Scientists at Duke University Medical Center have found the pathway through which a signaling protein called Smoothened (Smo) can move into the primary cilium, a discovery that could eventually translate into therapeutic treatments for cancer.

"This is the first time that anyone has shown how cell surface receptors like Smo get into the cilium where they must reside to signal properly," said first author Jeffrey Kovacs, Ph.D., a post-doctoral fellow in the Duke Departments of Medicine and Immunology.

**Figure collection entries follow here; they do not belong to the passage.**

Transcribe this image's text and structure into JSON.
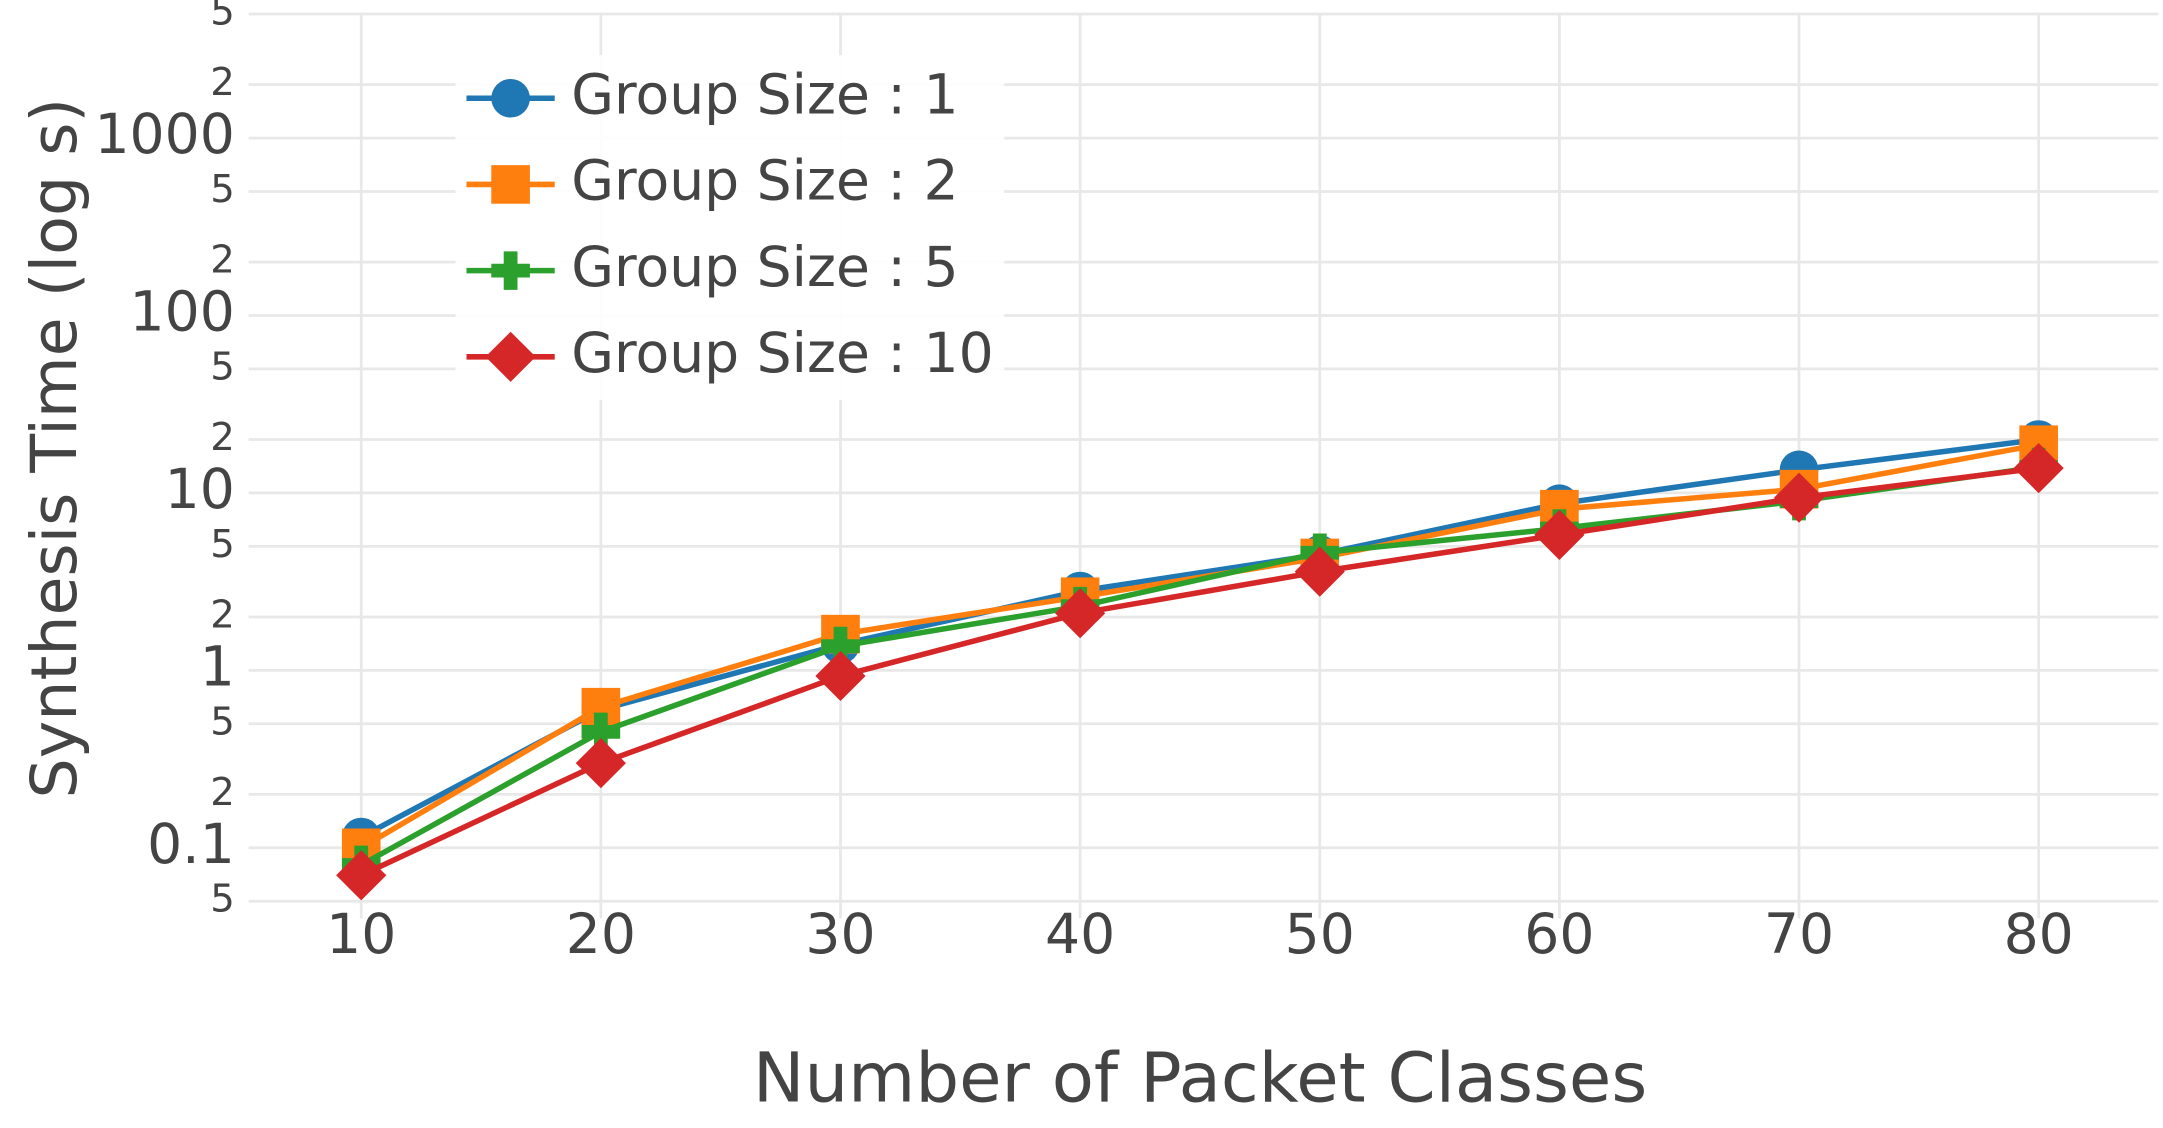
{
  "chart_data": {
    "type": "line",
    "x_label": "Number of Packet Classes",
    "y_label": "Synthesis Time (log s)",
    "x": [
      10,
      20,
      30,
      40,
      50,
      60,
      70,
      80
    ],
    "xlim": [
      5.3,
      85
    ],
    "xticks": [
      10,
      20,
      30,
      40,
      50,
      60,
      70,
      80
    ],
    "ylim": [
      0.04,
      6000
    ],
    "y_log": true,
    "yticks": [
      {
        "value": 0.05,
        "label": "5"
      },
      0.1,
      {
        "value": 0.2,
        "label": "2"
      },
      {
        "value": 0.5,
        "label": "5"
      },
      1,
      {
        "value": 2,
        "label": "2"
      },
      {
        "value": 5,
        "label": "5"
      },
      10,
      {
        "value": 20,
        "label": "2"
      },
      {
        "value": 50,
        "label": "5"
      },
      100,
      {
        "value": 200,
        "label": "2"
      },
      {
        "value": 500,
        "label": "5"
      },
      1000,
      {
        "value": 2000,
        "label": "2"
      },
      {
        "value": 5000,
        "label": "5"
      }
    ],
    "grid": true,
    "legend": "top-left",
    "series": [
      {
        "name": "Group Size : 1",
        "color": "#1f77b4",
        "marker": "circle",
        "values": [
          0.115,
          0.6,
          1.4,
          2.8,
          4.5,
          8.7,
          13.5,
          20
        ]
      },
      {
        "name": "Group Size : 2",
        "color": "#ff7f0e",
        "marker": "square",
        "values": [
          0.1,
          0.62,
          1.6,
          2.6,
          4.3,
          8.1,
          10.5,
          18.7
        ]
      },
      {
        "name": "Group Size : 5",
        "color": "#2ca02c",
        "marker": "cross",
        "values": [
          0.08,
          0.45,
          1.37,
          2.3,
          4.6,
          6.3,
          9,
          14
        ]
      },
      {
        "name": "Group Size : 10",
        "color": "#d62728",
        "marker": "diamond",
        "values": [
          0.07,
          0.3,
          0.93,
          2.1,
          3.6,
          5.8,
          9.4,
          13.8
        ]
      }
    ]
  }
}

Improper Smo signaling is known to result in formation of tumors, yet no treatments directed at Smo activity are currently available. Smo is a member of a large family of cell surface receptors termed G-protein coupled receptors, or GPCRs, first described by co-author Robert J. Lefkowitz and his group. Members of the GPCR family are the targets of about 60 percent of drugs that are on the market to treat clinical conditions, Kovacs said. Figuring out exactly which mechanisms govern Smo signaling could lead to treatments, he said.

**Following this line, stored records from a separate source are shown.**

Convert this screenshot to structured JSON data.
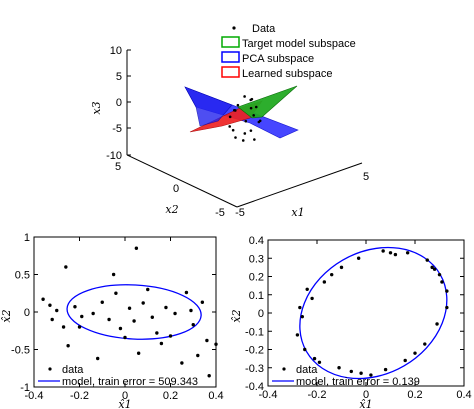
{
  "chart_data": [
    {
      "type": "scatter",
      "subtype": "3d-scatter-with-planes",
      "xlabel": "x1",
      "ylabel": "x2",
      "zlabel": "x3",
      "xlim": [
        -5,
        5
      ],
      "ylim": [
        -5,
        5
      ],
      "zlim": [
        -10,
        10
      ],
      "x_ticks": [
        "-5",
        "5"
      ],
      "y_ticks": [
        "5",
        "0",
        "-5"
      ],
      "z_ticks": [
        "10",
        "5",
        "0",
        "-5",
        "-10"
      ],
      "legend_position": "top-right",
      "legend": [
        {
          "label": "Data",
          "color": "#000000",
          "marker": "dot"
        },
        {
          "label": "Target model subspace",
          "color": "#00aa00",
          "marker": "patch"
        },
        {
          "label": "PCA subspace",
          "color": "#0000ff",
          "marker": "patch"
        },
        {
          "label": "Learned subspace",
          "color": "#ff0000",
          "marker": "patch"
        }
      ],
      "points": [
        [
          0.5,
          0.3,
          3.5
        ],
        [
          -0.4,
          -0.2,
          2.6
        ],
        [
          0.2,
          0.8,
          -1.8
        ],
        [
          -0.9,
          0.5,
          -2.5
        ],
        [
          0.8,
          -0.6,
          2.2
        ],
        [
          -0.3,
          -0.9,
          0.8
        ],
        [
          1.1,
          0.2,
          -1.5
        ],
        [
          0.3,
          1.2,
          -3.2
        ],
        [
          -0.6,
          -0.4,
          1.6
        ],
        [
          0.9,
          0.9,
          -0.4
        ],
        [
          -1.0,
          0.3,
          -1.2
        ],
        [
          0.4,
          -0.8,
          3.0
        ],
        [
          -0.2,
          0.6,
          -2.2
        ],
        [
          0.7,
          -0.3,
          1.0
        ],
        [
          -0.8,
          -0.7,
          0.2
        ],
        [
          0.1,
          0.1,
          -0.6
        ],
        [
          1.2,
          -0.5,
          0.6
        ],
        [
          -0.5,
          1.0,
          -2.9
        ],
        [
          0.6,
          0.4,
          0.4
        ],
        [
          -1.1,
          -0.1,
          -0.8
        ]
      ]
    },
    {
      "type": "scatter",
      "xlabel": "x̂1",
      "ylabel": "x̂2",
      "xlim": [
        -0.4,
        0.4
      ],
      "ylim": [
        -1,
        1
      ],
      "x_ticks": [
        "-0.4",
        "-0.2",
        "0",
        "0.2",
        "0.4"
      ],
      "y_ticks": [
        "1",
        "0.5",
        "0",
        "-0.5",
        "-1"
      ],
      "legend_position": "bottom-left",
      "series": [
        {
          "name": "data",
          "color": "#000000",
          "marker": "dot",
          "points": [
            [
              -0.36,
              0.17
            ],
            [
              -0.33,
              0.09
            ],
            [
              -0.3,
              0.02
            ],
            [
              -0.32,
              -0.1
            ],
            [
              -0.27,
              -0.2
            ],
            [
              -0.25,
              -0.45
            ],
            [
              -0.22,
              0.07
            ],
            [
              -0.19,
              -0.06
            ],
            [
              -0.2,
              -0.2
            ],
            [
              -0.14,
              -0.02
            ],
            [
              -0.12,
              -0.62
            ],
            [
              -0.1,
              0.13
            ],
            [
              -0.07,
              -0.1
            ],
            [
              -0.05,
              0.5
            ],
            [
              -0.04,
              0.25
            ],
            [
              -0.02,
              -0.22
            ],
            [
              0.0,
              -0.34
            ],
            [
              0.02,
              0.05
            ],
            [
              0.04,
              -0.12
            ],
            [
              0.06,
              -0.55
            ],
            [
              0.08,
              0.12
            ],
            [
              0.1,
              0.3
            ],
            [
              0.12,
              -0.07
            ],
            [
              0.14,
              -0.28
            ],
            [
              0.16,
              -0.42
            ],
            [
              0.18,
              0.06
            ],
            [
              0.2,
              -0.32
            ],
            [
              0.22,
              -0.02
            ],
            [
              0.25,
              -0.68
            ],
            [
              0.27,
              0.26
            ],
            [
              0.29,
              0.02
            ],
            [
              0.3,
              -0.17
            ],
            [
              0.32,
              -0.58
            ],
            [
              0.34,
              0.13
            ],
            [
              0.36,
              -0.38
            ],
            [
              0.37,
              -0.85
            ],
            [
              0.05,
              0.85
            ],
            [
              -0.26,
              0.6
            ],
            [
              0.4,
              -0.43
            ]
          ]
        },
        {
          "name": "model, train error = 509.343",
          "color": "#0000ff",
          "marker": "line",
          "ellipse": {
            "cx": 0.04,
            "cy": 0.0,
            "rx": 0.295,
            "ry": 0.36,
            "rotation_deg": -3
          }
        }
      ]
    },
    {
      "type": "scatter",
      "xlabel": "x̂1",
      "ylabel": "x̂2",
      "xlim": [
        -0.4,
        0.4
      ],
      "ylim": [
        -0.4,
        0.4
      ],
      "x_ticks": [
        "-0.4",
        "-0.2",
        "0",
        "0.2",
        "0.4"
      ],
      "y_ticks": [
        "0.4",
        "0.3",
        "0.2",
        "0.1",
        "0",
        "-0.1",
        "-0.2",
        "-0.3",
        "-0.4"
      ],
      "legend_position": "bottom-left",
      "series": [
        {
          "name": "data",
          "color": "#000000",
          "marker": "dot",
          "points": [
            [
              0.33,
              0.12
            ],
            [
              0.3,
              0.21
            ],
            [
              0.25,
              0.29
            ],
            [
              0.17,
              0.33
            ],
            [
              0.07,
              0.34
            ],
            [
              -0.03,
              0.3
            ],
            [
              -0.1,
              0.25
            ],
            [
              -0.17,
              0.17
            ],
            [
              -0.22,
              0.08
            ],
            [
              -0.26,
              -0.02
            ],
            [
              -0.28,
              -0.12
            ],
            [
              -0.25,
              -0.2
            ],
            [
              -0.19,
              -0.27
            ],
            [
              -0.11,
              -0.3
            ],
            [
              -0.02,
              -0.33
            ],
            [
              0.08,
              -0.31
            ],
            [
              0.16,
              -0.26
            ],
            [
              0.24,
              -0.17
            ],
            [
              0.29,
              -0.06
            ],
            [
              0.33,
              0.03
            ],
            [
              -0.21,
              -0.25
            ],
            [
              0.12,
              0.32
            ],
            [
              0.31,
              0.17
            ],
            [
              -0.27,
              0.03
            ],
            [
              0.2,
              -0.22
            ],
            [
              -0.06,
              -0.32
            ],
            [
              0.02,
              -0.34
            ],
            [
              0.28,
              0.24
            ],
            [
              -0.14,
              0.21
            ],
            [
              -0.24,
              0.13
            ],
            [
              0.27,
              0.25
            ],
            [
              0.1,
              0.33
            ]
          ]
        },
        {
          "name": "model, train error = 0.139",
          "color": "#0000ff",
          "marker": "line",
          "ellipse": {
            "cx": 0.03,
            "cy": 0.0,
            "rx": 0.315,
            "ry": 0.335,
            "rotation_deg": 30
          }
        }
      ]
    }
  ]
}
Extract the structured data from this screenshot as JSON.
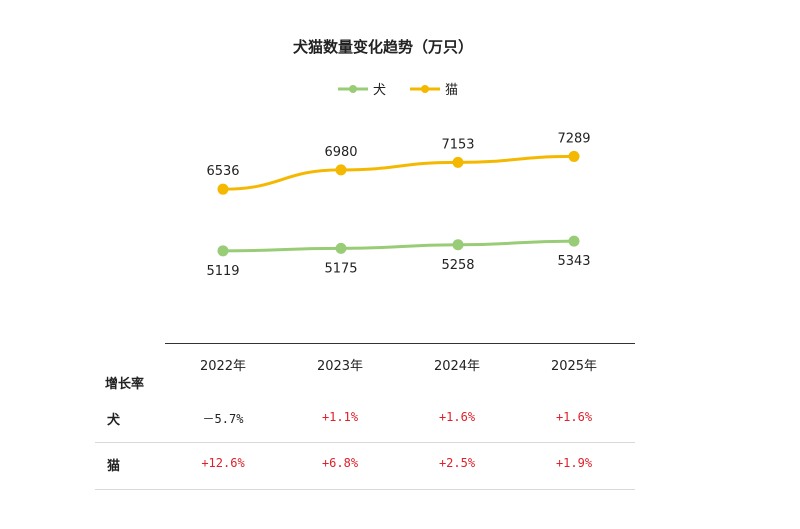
{
  "chart_data": {
    "type": "line",
    "title": "犬猫数量变化趋势（万只）",
    "categories": [
      "2022年",
      "2023年",
      "2024年",
      "2025年"
    ],
    "series": [
      {
        "name": "犬",
        "color": "#99cc77",
        "values": [
          5119,
          5175,
          5258,
          5343
        ]
      },
      {
        "name": "猫",
        "color": "#f5b800",
        "values": [
          6536,
          6980,
          7153,
          7289
        ]
      }
    ],
    "legend_position": "top-center",
    "grid": false
  },
  "table": {
    "row_header": "增长率",
    "columns": [
      "2022年",
      "2023年",
      "2024年",
      "2025年"
    ],
    "rows": [
      {
        "label": "犬",
        "values": [
          "－5.7%",
          "+1.1%",
          "+1.6%",
          "+1.6%"
        ],
        "colors": [
          "#222222",
          "#e0202a",
          "#e0202a",
          "#e0202a"
        ]
      },
      {
        "label": "猫",
        "values": [
          "+12.6%",
          "+6.8%",
          "+2.5%",
          "+1.9%"
        ],
        "colors": [
          "#e0202a",
          "#e0202a",
          "#e0202a",
          "#e0202a"
        ]
      }
    ]
  }
}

In this latest study, the team found that beta arrestin proteins are responsible for moving Smo to the primary cilium.

"The beta arrestin molecules mediate the interaction of the protein Smo with a motor protein that literally grabs the Smo and moves it to the primary cilium," said co-author Robert J. Lefkowitz, M.D., James B. Duke Professor of Medicine and investigator of the Howard Hughes Medical Institute. "We knew that the beta arrestins interacted with Smo, but we didn't fully appreciate the complexity of this interaction until now."

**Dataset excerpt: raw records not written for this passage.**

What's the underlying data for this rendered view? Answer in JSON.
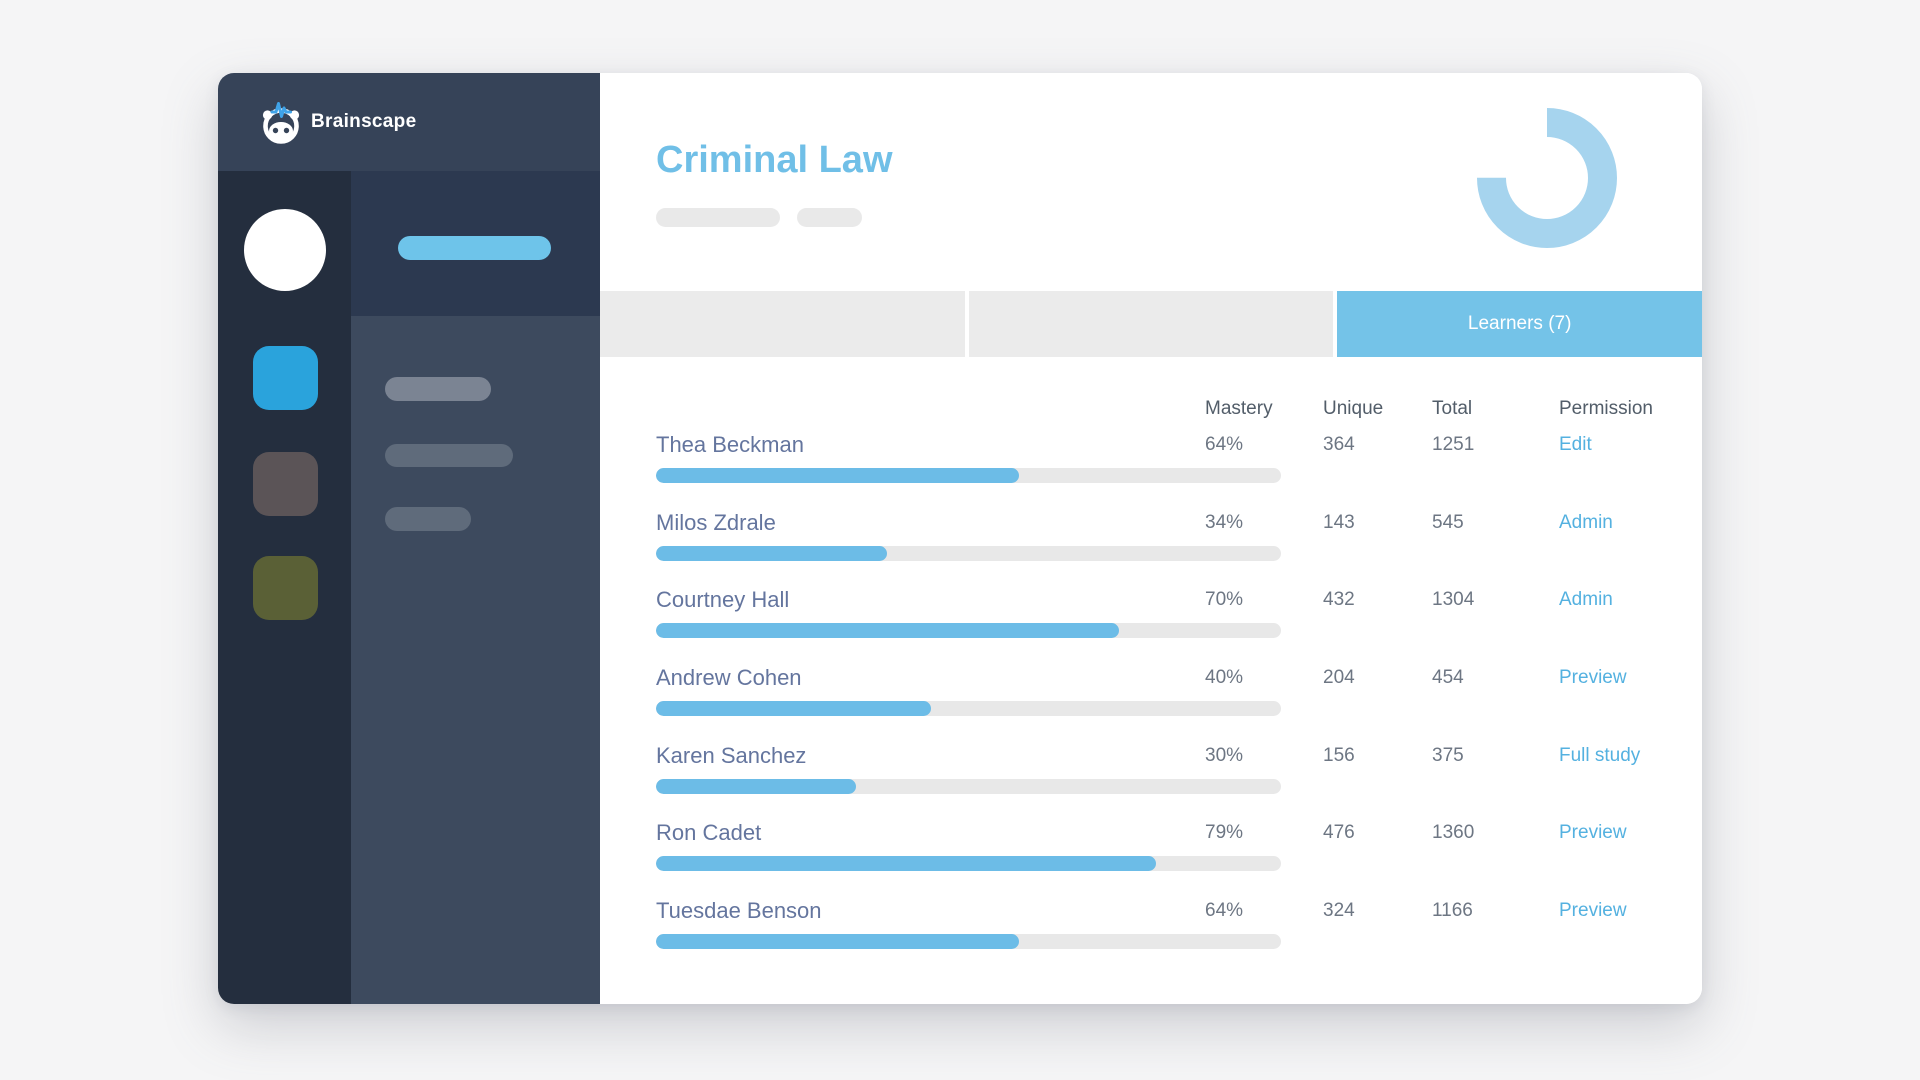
{
  "brand": {
    "name": "Brainscape",
    "logo_icon": "robot-head-with-pulse"
  },
  "page": {
    "title": "Criminal Law"
  },
  "tabs": [
    {
      "label": "",
      "active": false
    },
    {
      "label": "",
      "active": false
    },
    {
      "label": "Learners (7)",
      "active": true
    }
  ],
  "chart": {
    "type": "donut-arc",
    "percent": 75,
    "color": "#a6d4ee"
  },
  "table": {
    "headers": {
      "mastery": "Mastery",
      "unique": "Unique",
      "total": "Total",
      "permission": "Permission"
    },
    "rows": [
      {
        "name": "Thea Beckman",
        "mastery": "64%",
        "unique": "364",
        "total": "1251",
        "permission": "Edit",
        "bar_percent": 58
      },
      {
        "name": "Milos Zdrale",
        "mastery": "34%",
        "unique": "143",
        "total": "545",
        "permission": "Admin",
        "bar_percent": 37
      },
      {
        "name": "Courtney Hall",
        "mastery": "70%",
        "unique": "432",
        "total": "1304",
        "permission": "Admin",
        "bar_percent": 74
      },
      {
        "name": "Andrew Cohen",
        "mastery": "40%",
        "unique": "204",
        "total": "454",
        "permission": "Preview",
        "bar_percent": 44
      },
      {
        "name": "Karen Sanchez",
        "mastery": "30%",
        "unique": "156",
        "total": "375",
        "permission": "Full study",
        "bar_percent": 32
      },
      {
        "name": "Ron Cadet",
        "mastery": "79%",
        "unique": "476",
        "total": "1360",
        "permission": "Preview",
        "bar_percent": 80
      },
      {
        "name": "Tuesdae Benson",
        "mastery": "64%",
        "unique": "324",
        "total": "1166",
        "permission": "Preview",
        "bar_percent": 58
      }
    ]
  },
  "colors": {
    "accent_blue": "#6cbce7",
    "tab_blue": "#74c3e8",
    "title_blue": "#70bfe7",
    "link_blue": "#54b1e0",
    "arc_blue": "#a6d4ee",
    "sidebar_header": "#364358",
    "rail_dark": "#242e3e",
    "subnav": "#3d4a5e",
    "subnav_active": "#2c3950",
    "track_gray": "#e8e8e8"
  }
}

"The next step in our research is to look for ways that other GPCRs are put into position, not just Smoothened," Kovacs said. "We want to know how these receptors signal in a movement-dependent way. This may give us an idea about how different molecules work to turn on or turn off the signaling pathways" that cause these abnormal clinical conditions.

Dr. Lefkowitz theorized and discovered GPCRs years ago. His laboratory later discovered beta arrestins, named for their ability to turn off or "arrest" the receptors' activity. Recently, the lab has been discovering ways in which beta arrestins turn on signaling pathways as well as turning them off.

Other authors of the paper include Erin J. Whalen, Ph.D., Renshui Liu, Ph.D., Jihee Kim, Ph.D., Minyong Chen, Ph.D., Jiangbo Wang, Ph.D., and Wei Chen, Ph.D., of the Duke Department of Medicine, and Kunhong Xiao, Ph.D., of the Duke Department of Biochemistry. This study was funded by two NIH Research Project Grants and an NIH postdoctoral training grant.